Monday, February 22, 2010

Zero waste, CO2, the consumer and business



A connection is being made today that CO2 and greenhouse gas emissions are a measurement of waste at their very core. If your product is being shipped with a lot of waste in it, that's adding to fuel and shipping costs, which adds to your carbon footprint. ... Nobody in business wants to pay for shipping waste.

The Zero Waste movement elevates today's practice of recycling and landfill diversion to a new height of eco-efficiency. It promotes the intelligent redesign of goods and services that prevent waste from being manufactured in the first place.

Current practices are products designed with planned obsolescence, where products are created to be become obsolete in a few short years so that consumers must constantly replace them, this process is referred to as cradle to grave. How many years do you replace your computer and cell phone. Planned obsolescence is now encompassing the zero-waste strategy that ensures products produced from beginning to end through smart design are created to be repaired, reused, recycled, regardless of life span. This process is called cradle to cradle.

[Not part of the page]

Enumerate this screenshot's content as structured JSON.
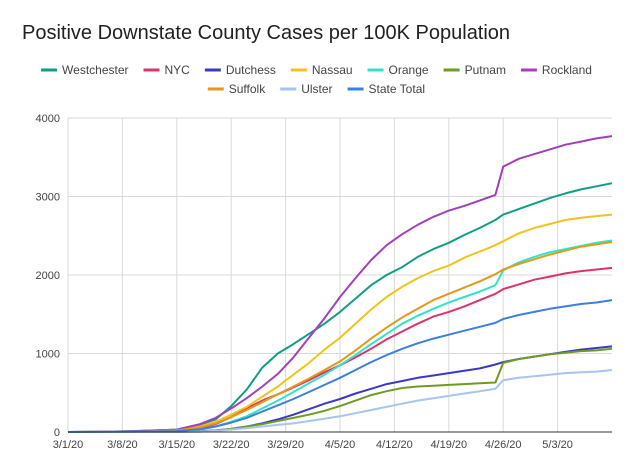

Cradle to cradle mimics nature where nothing is wasted. Landfills are a modern mans invention. Smart design converts what used to be “waste” to “resource” — material for the creation of new goods or services.

Because the products are going to be reused harmful chemicals are cheaper to be designed out products then to pay for their safe removal and find handlers, storage and a use for them the second and third time around.

“Waste equals inefficiency” The whole lifecycles of products need to be analyzed to reduce inefficiencies in the use of materials, energy and human resources, and to eliminate by-products with no clear use or potential value.

Since waste is a sign of inefficiency, the reduction of waste usually reduces costs. One simple example of cutting waste and costs to a company is to remove water in products such as laundry detergent. Concentrated detergent with 2/3 of the water removed reduces packaging, size and weight. This considerably reduces unnecessary water use, packaging resources, storage and shipping costs.

A zero-waste strategy is a sound business tool that supports sustainability by protecting the environment, reducing costs and creating jobs. And it promotes product stewardship, in which everyone involved in the lifespan of the product is called upon to play a part in reducing its environmental impact and extending its usefulness.

Designers, manufacturers, distributors, and most of all consumers — all bear a responsibility for the things we create, transport, purchase and discard.

As a consumers you vote with every dollar you spend. Buy from companies that don't waste your money in plastic or unrecycled packaging, harmful chemicals and planned obsolescence. Buy smart design, recycled and recylable or no packaging, bulk, clean benign chemicals, low processing, local and quality. Learn about your supplier and their products. Find out what is the process to bring that cupcake to you from the local backery or from a corporate chain. How far did that cupcake travel to get to you. The further it came the more CO2 it used and chemicals and packaging were needed to preserve it's 'freshness" and "taste". As consumers nobody can sell us something we don't want to pay for. An ounce of prevention is worth a pound of cure.

Zero waste will help us get to a cleaner smarter community free of landfills, harmfull chemicals and wasted resources.